Blue Zones certification for the community is “a bit like getting the Good Housekeeping seal of approval,” said Victor Acquista, a retired general practitioner and Ave Maria resident. He volunteers with a Blue Zones committee that has organized activities such as a 30-day walking challenge and a 30-day gratitude challenge.

It is perhaps less obvious what the principles of the Blue Zones – some of which are drawn from the daily lives of herders and people who grew their own food – have to do with a 50-storey, 600 million luxury tower dollar being developed in Miami by Royal Palm Companies. glass elevators and a rooftop terrace with an infinity pool.

The development, called Legacy Hotel & Residences and expected to open in 2026, will also have a Blue Zones Centersaid Royal Palm CEO Dan Kodsi, who described it as “a shopping center of the best sustainability and wellness groups in the world.” A joint venture was formed with Adventist Health to operate the center.

Mr Kodsi said his project would cater to the boom in medical tourism. “We envision you coming in and learning about the Blue Zone lifestyle” before seeing a doctor for treatment or surgery, he said.

It's a far cry from the original blue zone concept, but Mr Kodsi may have found a winning formula for his project: he said all 310 apartments in the building had been sold and so many practitioners had expressed interest in being part of the project. from the Royal Palm medical center bought a nearby property to make room for everyone.

Despite the growing popularity of blue zones, some organizers encounter resistance.

Equality Health Foundation, a nonprofit spinoff of the Equality Health primary care platform, has worked to organize a Blue Zones Project in South Phoenix, an area with a predominantly Black and Hispanic population that has lower incomes and lower life expectancy then has predominantly white areas nearby. .

Tomás León, president of the foundation, said he wanted to raise $10.5 million for the initiative.

But some local groups have raised concerns that Blue Zones will duplicate the efforts they've already made and that the fundraising will siphon away money that would otherwise go to their projects.

For example, the Cihuapactli Collective, an advocacy group for indigenous families, has plans for one wellness center that would require raising about $25 million, said Enjolie Lafaurie, co-executive director of operations and development. “It feels like you're robbing Peter to pay Paul,” she added.

The groups also pointed out in a letter that similar projects had no roots in the community and that efforts to organize a Blue Zones initiative had “a white redemption complex.”

Mr.
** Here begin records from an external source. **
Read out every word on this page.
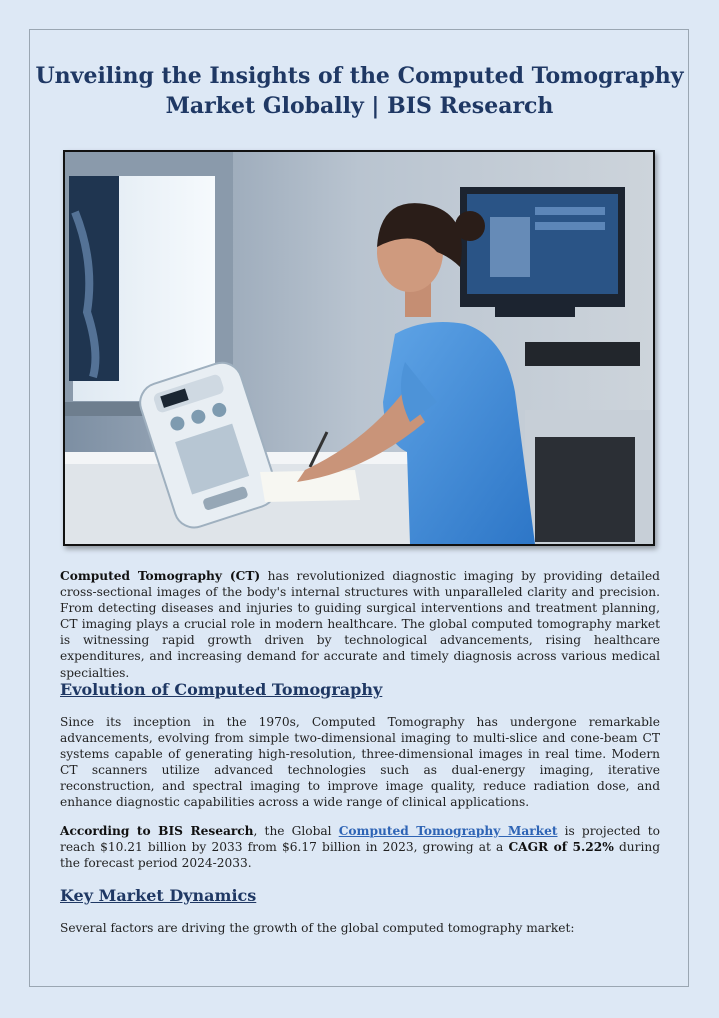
Unveiling the Insights of the Computed Tomography Market Globally | BIS Research

Computed Tomography (CT) has revolutionized diagnostic imaging by providing detailed cross-sectional images of the body's internal structures with unparalleled clarity and precision. From detecting diseases and injuries to guiding surgical interventions and treatment planning, CT imaging plays a crucial role in modern healthcare. The global computed tomography market is witnessing rapid growth driven by technological advancements, rising healthcare expenditures, and increasing demand for accurate and timely diagnosis across various medical specialties.

Evolution of Computed Tomography

Since its inception in the 1970s, Computed Tomography has undergone remarkable advancements, evolving from simple two-dimensional imaging to multi-slice and cone-beam CT systems capable of generating high-resolution, three-dimensional images in real time. Modern CT scanners utilize advanced technologies such as dual-energy imaging, iterative reconstruction, and spectral imaging to improve image quality, reduce radiation dose, and enhance diagnostic capabilities across a wide range of clinical applications.

According to BIS Research, the Global Computed Tomography Market is projected to reach $10.21 billion by 2033 from $6.17 billion in 2023, growing at a CAGR of 5.22% during the forecast period 2024-2033.

Key Market Dynamics

Several factors are driving the growth of the global computed tomography market:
León said he was sensitive to the concerns of the groups that signed the protest letter and that he stepped up his fundraising so the funds could be sent to them.

Mr. Buettner said Blue Zone projects can be challenging to implement because they require a coordinated effort from people in all corners of the community.

“It takes a lot of discipline, headaches and corrective action to make things work,” he added.